The Dutch government is shying away from sweeping measures to restructure the housing market, despite the European Commission’s urgent call to step up housing market reform. Only minor adjustments have made it into the government’s draft budget.
Government makes no major changes to housing market policy - a prudent choice that prevents renewed uncertainty.
Philip Bokeloh Senior Economist
Cabinet ignores European Commission appeal
Housing market reform needs to stepped up, says the European Commission. In particular, the Commissioners want the deductibility of mortgage interest to be phased out more quickly. At the same time, they are urging the Netherlands to make rents in the social housing sector more income-dependent.
The Dutch government, however, is continuing to tread very carefully. Faster adjustments, in their view, can only be made if they can be offset by lower taxes in other areas. This should be part of a major overhaul of the tax system, the government says. But with three tax reform proposals now on the table produced by three different advisory committees in recent years, the government has still failed to reach agreement on this topic.

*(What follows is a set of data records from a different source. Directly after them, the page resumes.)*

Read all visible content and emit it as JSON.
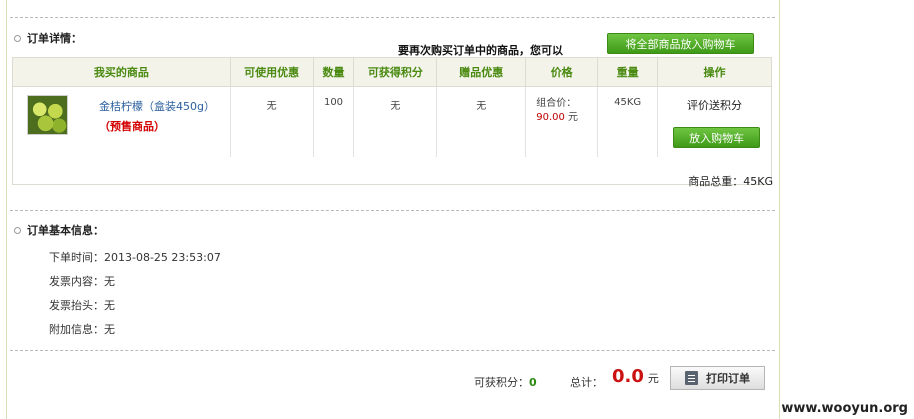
{
  "order_detail": {
    "title": "订单详情：",
    "reorder_text": "要再次购买订单中的商品，您可以",
    "reorder_all_button": "将全部商品放入购物车"
  },
  "table": {
    "headers": [
      "我买的商品",
      "可使用优惠",
      "数量",
      "可获得积分",
      "赠品优惠",
      "价格",
      "重量",
      "操作"
    ],
    "row": {
      "product_name": "金桔柠檬（盒装450g）",
      "presale_label": "（预售商品）",
      "usable_discount": "无",
      "quantity": "100",
      "points": "无",
      "gift_discount": "无",
      "price_prefix": "组合价：",
      "price_value": "90.00",
      "price_unit": "元",
      "weight": "45KG",
      "review_link": "评价送积分",
      "add_to_cart_button": "放入购物车"
    }
  },
  "total_weight": "商品总重：45KG",
  "basic_info": {
    "title": "订单基本信息：",
    "order_time": "下单时间：2013-08-25 23:53:07",
    "invoice_content": "发票内容：无",
    "invoice_title": "发票抬头：无",
    "extra_info": "附加信息：无"
  },
  "footer": {
    "points_label": "可获积分：",
    "points_value": "0",
    "total_label": "总计：",
    "total_value": "0.0",
    "total_unit": "元",
    "print_button": "打印订单"
  },
  "watermark": "www.wooyun.org",
  "colors": {
    "header_green": "#4a8a10",
    "button_green": "#3e9a17",
    "price_red": "#c00000",
    "total_red": "#cc1111"
  }
}
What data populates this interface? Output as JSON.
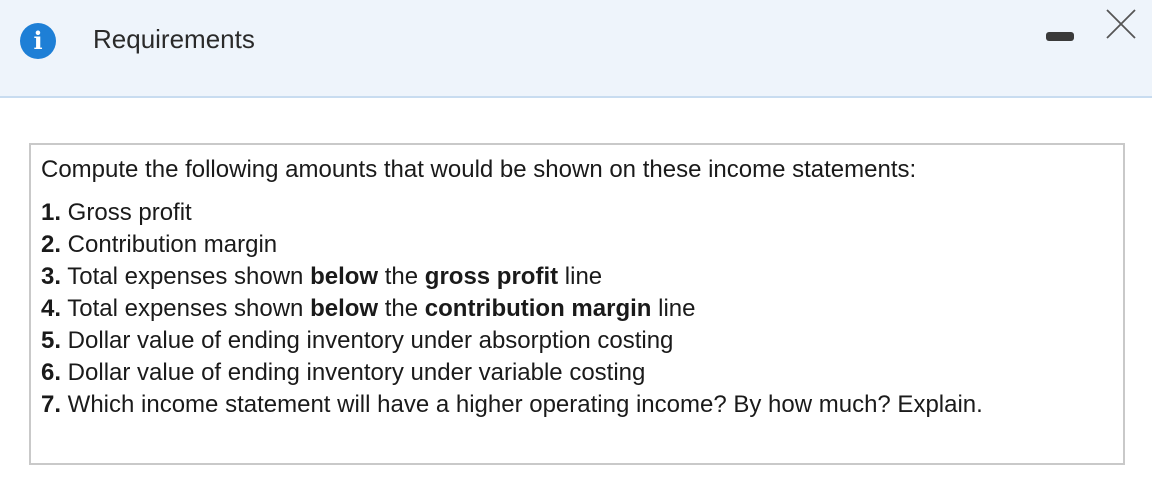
{
  "dialog": {
    "title": "Requirements",
    "icons": {
      "info": "info-icon",
      "minimize": "minimize-icon",
      "close": "close-icon"
    },
    "info_glyph": "i"
  },
  "content": {
    "intro": "Compute the following amounts that would be shown on these income statements:",
    "items": [
      {
        "num": "1.",
        "text": " Gross profit"
      },
      {
        "num": "2.",
        "text": " Contribution margin"
      },
      {
        "num": "3.",
        "t1": " Total expenses shown ",
        "b1": "below",
        "t2": " the ",
        "b2": "gross profit",
        "t3": " line"
      },
      {
        "num": "4.",
        "t1": " Total expenses shown ",
        "b1": "below",
        "t2": " the ",
        "b2": "contribution margin",
        "t3": " line"
      },
      {
        "num": "5.",
        "text": " Dollar value of ending inventory under absorption costing"
      },
      {
        "num": "6.",
        "text": " Dollar value of ending inventory under variable costing"
      },
      {
        "num": "7.",
        "text": " Which income statement will have a higher operating income? By how much? Explain."
      }
    ]
  },
  "colors": {
    "header_bg": "#eef4fb",
    "info_icon": "#1e7fd6",
    "border": "#c9c9c9"
  }
}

End to popular gift tax holiday
But neither is the government giving in to popular demand for a prolongation of the gift tax exemption it introduced this year. Under this temporary measure, people could receive a gift of up to 100,000 euros and pay no taxes over it, provided they used it to buy a house or pay down their mortgage. This widely welcomed measure has given the housing market a boost, but the government is confident that the measure does not need to be prolonged to ensure further recovery.
Support for home-owners with negative equity or double mortgages
The government prefers to use the available resources for more targeted policy. Over a million home-owners could be left with a residual debt if they were to sell their homes at this point in time. This is keeping people from moving house. The government wants to lower the threshold for this group by extending the period in which they can continue to deduct interest on their residual debt from ten to fifteen years. Moreover, the government is coming to the rescue of people with double mortgages by permanently extending from two to three years the period in which people moving house can deduct the interest of two mortgages.
Reduced VAT rate for home improvement extended
Finally, the government is encouraging home owners to improve their homes. The temporary reduction of the VAT rate on home improvement from 21% to 6% was supposed to run to year-end 2014, but the government has decided to prolong this measure for another six months. This should help maintain the quality of the housing stock, and at the same time generate some welcome extra employment. Building activity is starting to pick up somewhat, but is still far from pre-crisis levels.
This is how the government is keeping the housing market calm
The government is leaving existing housing market policy largely intact. With targeted measures, a few bottlenecks are being addressed, but no radical changes have been proposed. The idea behind this approach is to avoid renewed uncertainty in the housing market. That makes sense, all the more so given how fragile economic recovery still is. More drastic measures will have to wait until the economic situation improves.